Power has no equivalent face in Breck Eisner's newly sanitized version, with orders coming via a computer screen showing satellite imagery of the infected town and the military's role in the outbreak only becoming clear in the final act. The troopers – dressed in standard issue quarantine attire of white polythene overalls and gas masks – act with similar ruthlessness in terminating the sick and keeping the town isolated, but it is the infected themselves who are presented as the biggest threat to their still-healthy friends and neighbours. Unlike their predecessors, whose loopy behaviour manifests itself in a number of ways (Romero's film includes queasy moments in which a father and daughter commit incest and a priest sets himself on fire in the street, while the mischievous soundtrack features cuckoo clocks and breaking guitar strings), these new crazies – following a short period of vacant staring and incoherent babbling – are exclusively homicidal. They also change physically, quickly resembling the zombies in Snyder's movie with protruding veins, oozing eyes and pustule-ridden skin: a tweak that serves to both up the gore quota and make the rules of engagement unambiguous.

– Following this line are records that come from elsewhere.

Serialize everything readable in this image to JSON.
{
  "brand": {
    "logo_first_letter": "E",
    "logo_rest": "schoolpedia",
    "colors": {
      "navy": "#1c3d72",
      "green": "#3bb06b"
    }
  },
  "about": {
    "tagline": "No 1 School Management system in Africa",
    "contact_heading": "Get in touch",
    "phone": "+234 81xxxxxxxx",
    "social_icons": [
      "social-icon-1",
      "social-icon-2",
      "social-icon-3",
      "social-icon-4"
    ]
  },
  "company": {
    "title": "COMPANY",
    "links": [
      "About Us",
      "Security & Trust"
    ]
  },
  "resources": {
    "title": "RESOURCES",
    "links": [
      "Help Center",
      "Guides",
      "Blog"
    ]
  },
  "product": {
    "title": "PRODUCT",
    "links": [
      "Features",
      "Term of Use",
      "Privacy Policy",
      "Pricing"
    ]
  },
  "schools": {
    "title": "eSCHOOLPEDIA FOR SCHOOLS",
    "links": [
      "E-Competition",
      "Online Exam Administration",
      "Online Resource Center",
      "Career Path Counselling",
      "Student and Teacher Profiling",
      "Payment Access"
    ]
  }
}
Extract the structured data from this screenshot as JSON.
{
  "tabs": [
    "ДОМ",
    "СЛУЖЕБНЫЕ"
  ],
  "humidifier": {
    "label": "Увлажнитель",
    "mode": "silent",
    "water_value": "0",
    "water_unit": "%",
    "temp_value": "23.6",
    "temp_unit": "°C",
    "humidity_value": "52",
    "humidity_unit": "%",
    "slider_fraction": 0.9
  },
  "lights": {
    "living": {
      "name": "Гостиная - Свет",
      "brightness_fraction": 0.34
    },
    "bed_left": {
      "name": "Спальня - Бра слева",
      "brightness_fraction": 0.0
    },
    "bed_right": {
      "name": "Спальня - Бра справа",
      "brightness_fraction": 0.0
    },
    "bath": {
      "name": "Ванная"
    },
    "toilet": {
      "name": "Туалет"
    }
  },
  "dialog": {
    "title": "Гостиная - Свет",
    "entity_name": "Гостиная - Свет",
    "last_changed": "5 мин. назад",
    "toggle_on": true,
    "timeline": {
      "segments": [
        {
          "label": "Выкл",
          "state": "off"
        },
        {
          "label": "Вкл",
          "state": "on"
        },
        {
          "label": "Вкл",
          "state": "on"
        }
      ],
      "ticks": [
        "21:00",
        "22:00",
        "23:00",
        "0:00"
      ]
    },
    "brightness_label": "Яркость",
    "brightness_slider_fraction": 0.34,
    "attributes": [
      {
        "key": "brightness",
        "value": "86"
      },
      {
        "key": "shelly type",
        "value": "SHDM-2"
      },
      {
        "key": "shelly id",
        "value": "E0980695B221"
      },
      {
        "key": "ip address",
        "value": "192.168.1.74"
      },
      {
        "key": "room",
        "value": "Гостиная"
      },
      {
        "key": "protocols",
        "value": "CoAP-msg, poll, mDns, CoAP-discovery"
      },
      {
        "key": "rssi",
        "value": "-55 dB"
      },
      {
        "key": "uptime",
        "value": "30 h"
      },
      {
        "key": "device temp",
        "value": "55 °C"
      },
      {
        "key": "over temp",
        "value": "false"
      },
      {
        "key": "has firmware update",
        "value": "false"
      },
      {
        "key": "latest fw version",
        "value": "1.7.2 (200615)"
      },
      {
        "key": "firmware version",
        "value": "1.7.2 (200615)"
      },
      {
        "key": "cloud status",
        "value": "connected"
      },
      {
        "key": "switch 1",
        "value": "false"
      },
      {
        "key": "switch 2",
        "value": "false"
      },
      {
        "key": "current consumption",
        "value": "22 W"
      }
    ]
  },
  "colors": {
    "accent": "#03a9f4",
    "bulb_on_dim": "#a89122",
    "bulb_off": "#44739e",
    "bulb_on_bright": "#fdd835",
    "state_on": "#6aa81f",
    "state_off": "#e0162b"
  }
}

The diversions from Romero's original result in a straight-up genre movie that delivers familiar thrills within a sturdy moral framework. Fittingly, the film's two main characters are bastions of small town civic duty: a friendly, conscientious sheriff, David (played by Timothy Olyphant), and his equally conscientious pregnant wife Judy, a doctor (Radha Mitchell). (It is interesting to note that the equivalent main characters in the original movie were a rugged fireman and his pregnant girlfriend, a nurse). As the couple attempt to reunite when anarchy ensues and then flee the town with respective deputy and assistant in tow, Eisner pulls off a series of carefully calibrated, tense set pieces that are likely to achieve their modest aim of setting viewers' pulses racing before a last gasp escape or a minor character's gory end. There's a pleasingly pulpy feel to some sequences, such as a frenzied battle in the morgue involving an out-of-control surgical saw, a surprise attack by an avenging wife and her son in the couple's not-yet-occupied nursery and a claustrophobic struggle with a horde of unseen attackers in a car wash – but that's not enough to steer The Crazies away from its determinedly conservative path.

Indeed, the film's ending says much about its limited ambition: though nominally just as tragic as the original's, it retains none of its gut-wrenching bleakness. Eisner's next two projects are reportedly updates of Mike Hodges' Flash Gordon and David Cronenberg's The Brood – only time will tell if he proves himself the studios' go-to man for efficient, entertaining but ultimately bland revamps of cult movies.